Taped in a living-room like setting, Obama spoke directly to the camera and did not mention Republican rival John McCain.
The Obama campaign also released an ad highlighting the closure of Corning Inc.'s plant in State College, Pa., and accusing McCain of selling out its workers.
The ad, which is set to air in Pennsylvania and 13 other states, features photos of blue-collar workers and claims that in 2004 the company hired back many of its workers to dismantle the equipment for shipment to China. McCain, it says, supported breaks to companies that moved jobs overseas and voted against a crackdown on unfair trade practices.
"Washington sold them out with the help of people like John McCain," the ad says.
Wall Street's turbulence and the shakiness of the U.S. financial system brought the economy to the fore after weeks of campaign distractions and fascination with McCain's surprise pick of Alaska Gov. Sarah Palin as his running mate.
"Certainly the events of this week have blasted the campaigns back to the central issue," said David Axelrod, chief strategist for Obama.
Obama, in his two-minute commercial, said, "Much of this campaign has been consumed by petty attacks and distractions that have nothing to do with you or how we get America back on track."
He made the same point at a pair of Hollywood fundraisers Tuesday night, where he raised about $9 million for his campaign and the Democratic Party.
"If we can cut through the nonsense and the lipstick and the pigs and the silliness, then I'm absolutely convinced that we're going to win," Obama said, speaking over laughter and applause. He said the economic turmoil of recent days had "reminded people that this is not a game. This is not a reality show, no offense to any of you. This is not a sitcom."

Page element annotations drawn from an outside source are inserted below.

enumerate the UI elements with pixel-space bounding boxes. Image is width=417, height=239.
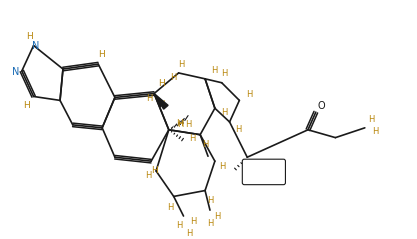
Text: N: N xyxy=(12,67,20,77)
Text: H: H xyxy=(207,219,213,228)
Text: H: H xyxy=(23,101,30,110)
Text: H: H xyxy=(168,203,174,212)
Text: H: H xyxy=(221,70,228,78)
Text: H: H xyxy=(369,115,375,125)
Text: Abs: Abs xyxy=(256,164,272,174)
Text: H: H xyxy=(219,162,226,171)
Text: O: O xyxy=(318,101,326,111)
Text: H: H xyxy=(211,66,217,76)
Text: H: H xyxy=(246,90,252,99)
Text: H: H xyxy=(176,221,183,230)
Text: H: H xyxy=(186,229,193,238)
Text: H: H xyxy=(202,140,208,149)
Polygon shape xyxy=(154,93,168,109)
Polygon shape xyxy=(154,93,164,107)
Text: H: H xyxy=(176,120,183,128)
Text: H: H xyxy=(98,50,105,59)
Text: H: H xyxy=(189,134,196,143)
FancyBboxPatch shape xyxy=(242,159,285,185)
Text: H: H xyxy=(235,125,241,134)
Text: H: H xyxy=(372,127,379,136)
Text: H: H xyxy=(185,120,191,129)
Text: H: H xyxy=(221,108,228,117)
Text: N: N xyxy=(32,40,39,50)
Text: H: H xyxy=(190,217,196,226)
Text: H: H xyxy=(215,212,221,221)
Text: H: H xyxy=(178,60,185,69)
Text: H: H xyxy=(207,196,213,205)
Text: H: H xyxy=(158,79,165,88)
Text: H: H xyxy=(158,100,164,109)
Text: H: H xyxy=(171,73,177,82)
Text: H: H xyxy=(145,171,151,180)
Text: H: H xyxy=(146,94,152,103)
Text: H: H xyxy=(151,166,158,175)
Text: H: H xyxy=(26,32,33,41)
Text: H: H xyxy=(177,120,184,129)
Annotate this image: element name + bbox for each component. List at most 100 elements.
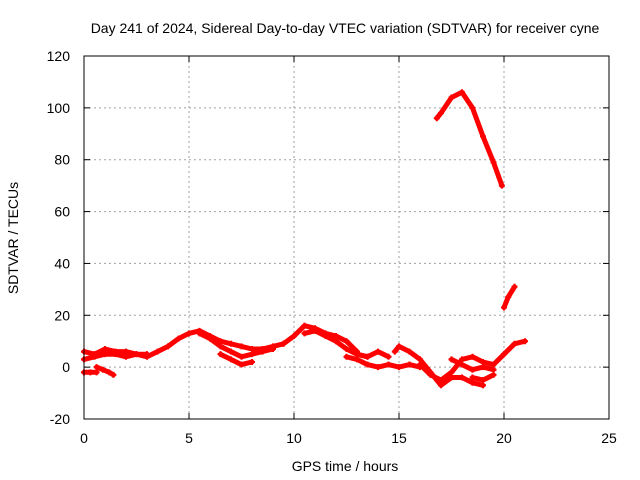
data-point xyxy=(217,343,224,350)
data-point xyxy=(375,364,381,371)
data-point xyxy=(217,351,224,358)
data-point xyxy=(228,348,234,355)
data-point xyxy=(87,369,94,376)
data-point xyxy=(490,366,497,373)
data-point xyxy=(238,343,245,350)
data-point xyxy=(112,348,119,355)
data-point xyxy=(270,345,276,352)
data-point xyxy=(448,356,455,363)
data-point xyxy=(102,345,108,352)
data-point xyxy=(259,348,266,355)
data-point xyxy=(228,356,234,363)
data-point xyxy=(91,351,98,358)
data-point xyxy=(490,159,497,166)
data-point xyxy=(312,327,318,334)
data-point xyxy=(385,353,392,360)
data-point xyxy=(522,338,528,345)
data-point xyxy=(469,366,476,373)
data-point xyxy=(448,374,455,381)
data-point xyxy=(133,351,140,358)
data-point xyxy=(343,345,350,352)
data-point xyxy=(480,382,486,389)
data-point xyxy=(333,333,339,340)
data-point xyxy=(354,351,360,358)
data-point xyxy=(459,374,465,381)
data-point xyxy=(417,356,423,363)
data-point xyxy=(498,182,505,189)
data-point xyxy=(438,377,444,384)
data-point xyxy=(217,338,224,345)
grid xyxy=(84,56,609,419)
data-point xyxy=(438,110,444,117)
data-point xyxy=(322,333,329,340)
data-point xyxy=(343,353,350,360)
data-point xyxy=(480,364,486,371)
data-point xyxy=(480,133,486,140)
data-point xyxy=(165,343,171,350)
y-tick-label: 20 xyxy=(54,307,70,323)
ticks: 0 5 10 15 20 25 -20 0 20 40 60 80 100 120 xyxy=(47,48,617,446)
data-point xyxy=(459,356,465,363)
data-point xyxy=(501,304,507,311)
data-point xyxy=(375,348,381,355)
data-point xyxy=(448,94,455,101)
data-point xyxy=(186,330,192,337)
chart-title: Day 241 of 2024, Sidereal Day-to-day VTE… xyxy=(91,20,600,36)
data-point xyxy=(175,335,182,342)
data-point xyxy=(106,369,113,376)
y-tick-label: 80 xyxy=(54,152,70,168)
series-line-track-12 xyxy=(417,338,528,383)
data-point xyxy=(469,374,476,381)
data-point xyxy=(196,330,203,337)
series-line-track-6 xyxy=(218,351,255,368)
data-point xyxy=(123,348,129,355)
data-point xyxy=(417,361,423,368)
data-point xyxy=(238,353,245,360)
data-point xyxy=(469,379,476,386)
data-point xyxy=(396,343,402,350)
data-point xyxy=(459,361,465,368)
data-point xyxy=(291,333,297,340)
data-point xyxy=(501,351,507,358)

Actors Will Farrell, Leonardo DiCaprio, Jamie Lee Curtis and Jodie Foster were spotted in the audience; waiters said that DreamWorks founders Steven Spielberg, David Geffen and Jeffrey Katzenberg also were in the crowd of 250-300 people who paid $28,500 each.
Later, Obama appeared at a $250-a-person fundraiser with singer-actress Barbra Streisand. She ran through bits of songs, but did not sing entire numbers, for about 15 minutes. That crowd included Ron Howard, Sarah Silverman, Magic Johnson and Pierce Brosnan.
"I'm not in a celebratory mood," Obama said in remarks that seemed to surprise the upbeat audience. "We are at a defining moment in our history." With the economy stumbling and the U.S. engaged in wars in Iraq and Afghanistan, Obama said, "We feel that somehow we've gotten badly off track."
In his new commercial, Obama recited his now-familiar proposals for tax cuts for middle-class Americans, tougher regulation of the financial industry, an initiative to end America's dependence on Mideast oil within 10 years and other steps, including "a responsible end to this war in Iraq so we stop spending billions each month rebuilding their country when we should be rebuilding ours."
"Doing these things won't be easy," he said, adding that "bitter partisan fights and outworn ideas of the left and the right won't solve the problems we face today."
Associated Press writer Kimberly Hefling in Washington contributed to this report.
(This version CORRECTS the number of states where blue-collar ad will air to 14, not 13.)